If the Reform Party wants to restore itself to its former glory, and by US third party standards it was glory, then it needs to brand itself a populist party that represents the voiceless MARs, and to the degree possible it should avoid identifying itself as either right or left-wing. This is especially true if Donald Trump loses. Trump has been able to exploit the gap between the elite donor class of the GOP and its Flyover Country base on the issues of trade and immigration because he campaigned on a more populist, nationalist agenda that the base does not usually hear from Establishment and movement conservative approved candidates. Populism is where the unoccupied political real estate is, especially if Trump loses and the GOP lapses back to its Court Party ways.

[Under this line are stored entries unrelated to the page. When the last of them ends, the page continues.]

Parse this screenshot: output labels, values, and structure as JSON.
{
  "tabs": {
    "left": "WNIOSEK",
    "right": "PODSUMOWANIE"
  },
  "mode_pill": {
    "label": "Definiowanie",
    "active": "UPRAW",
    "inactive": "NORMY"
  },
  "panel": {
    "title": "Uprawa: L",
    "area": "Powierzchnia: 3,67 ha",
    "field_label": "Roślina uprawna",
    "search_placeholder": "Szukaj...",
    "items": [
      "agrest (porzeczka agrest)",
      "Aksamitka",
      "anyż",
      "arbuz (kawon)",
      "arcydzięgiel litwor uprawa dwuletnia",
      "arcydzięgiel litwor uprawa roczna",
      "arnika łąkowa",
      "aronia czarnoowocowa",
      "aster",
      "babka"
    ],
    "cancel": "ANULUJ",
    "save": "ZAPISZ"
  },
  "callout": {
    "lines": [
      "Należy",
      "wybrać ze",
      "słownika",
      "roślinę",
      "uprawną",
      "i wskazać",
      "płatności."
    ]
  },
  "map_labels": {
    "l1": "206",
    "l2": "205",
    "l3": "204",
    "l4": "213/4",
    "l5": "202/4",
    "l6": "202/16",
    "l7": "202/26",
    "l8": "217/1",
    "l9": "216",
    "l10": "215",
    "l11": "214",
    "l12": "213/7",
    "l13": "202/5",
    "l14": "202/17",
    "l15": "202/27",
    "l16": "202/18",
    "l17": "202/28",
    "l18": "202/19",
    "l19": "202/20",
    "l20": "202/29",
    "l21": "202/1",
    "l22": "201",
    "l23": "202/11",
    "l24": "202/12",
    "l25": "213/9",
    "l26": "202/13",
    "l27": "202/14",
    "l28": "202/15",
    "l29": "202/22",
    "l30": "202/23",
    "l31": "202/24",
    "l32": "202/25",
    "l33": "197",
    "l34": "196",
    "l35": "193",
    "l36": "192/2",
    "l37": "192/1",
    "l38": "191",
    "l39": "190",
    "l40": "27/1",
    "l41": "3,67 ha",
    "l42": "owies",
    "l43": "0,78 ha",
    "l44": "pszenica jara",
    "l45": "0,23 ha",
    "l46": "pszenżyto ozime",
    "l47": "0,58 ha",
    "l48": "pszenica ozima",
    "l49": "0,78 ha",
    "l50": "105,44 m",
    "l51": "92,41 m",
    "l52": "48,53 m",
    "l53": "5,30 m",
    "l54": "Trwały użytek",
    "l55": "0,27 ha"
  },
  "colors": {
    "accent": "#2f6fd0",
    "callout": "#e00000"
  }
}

Now back to the two potential Reform Party candidates. In my last article on Mr. Richardson, I described him as an old school liberal populist who actually cares about the economic well-being of working class Americans like liberals used to, whether you liked their remedies or not, before liberalism became the Cultural Marxist echo chamber that characterizes so much of its modern expression.
I do not know much about Mr. de la Fuente except what I could determine from a brief web search. He is a businessman apparently of some means who ran for the Democrat nomination for President this cycle and is currently running in the Florida Democrat Senate primary, a race he would presumably have to drop out of if he wins the RP nomination. I cannot find anything that distinguishes him from a typical modern Democrat. According to Wikipedia, he describes himself a progressive Democrat who was inspired to run for President particularly by Donald Trump who he claims is divisive. He supports a path to citizenship and opposes Trump’s proposed wall. With all due respect to Mr. de la Fuente, the Reform Party needs to attempt to occupy the political real estate that has been opened up by Donald Trump which it, among third parties of any notoriety, is uniquely positioned to do. It does not need to be represented by a Democrat who is parroting tired politically correct boilerplate.
I cannot see how nominating Mr. de la Fuente helps the Reform Party with its branding problem, or how he advances the Reform cause unless they are counting on his apparently deep pockets for ballot access. With the success of Trump’s populist appeal, the last thing the Reform Party needs is a cookie-cutter progressive Democrat whining about Trump being divisive. We already have the mainstream media and the Establishment of both major parties doing that. Darcy Richardson, on the other hand, represents the fiery populism that the Reform Party should embrace and has an extensive history of dedication to the third party cause. Darcy is in this for the long haul? Is Mr. De la Fuente? I hope the Reform Party delegates will carefully consider these matters when they make their decision on the 8th.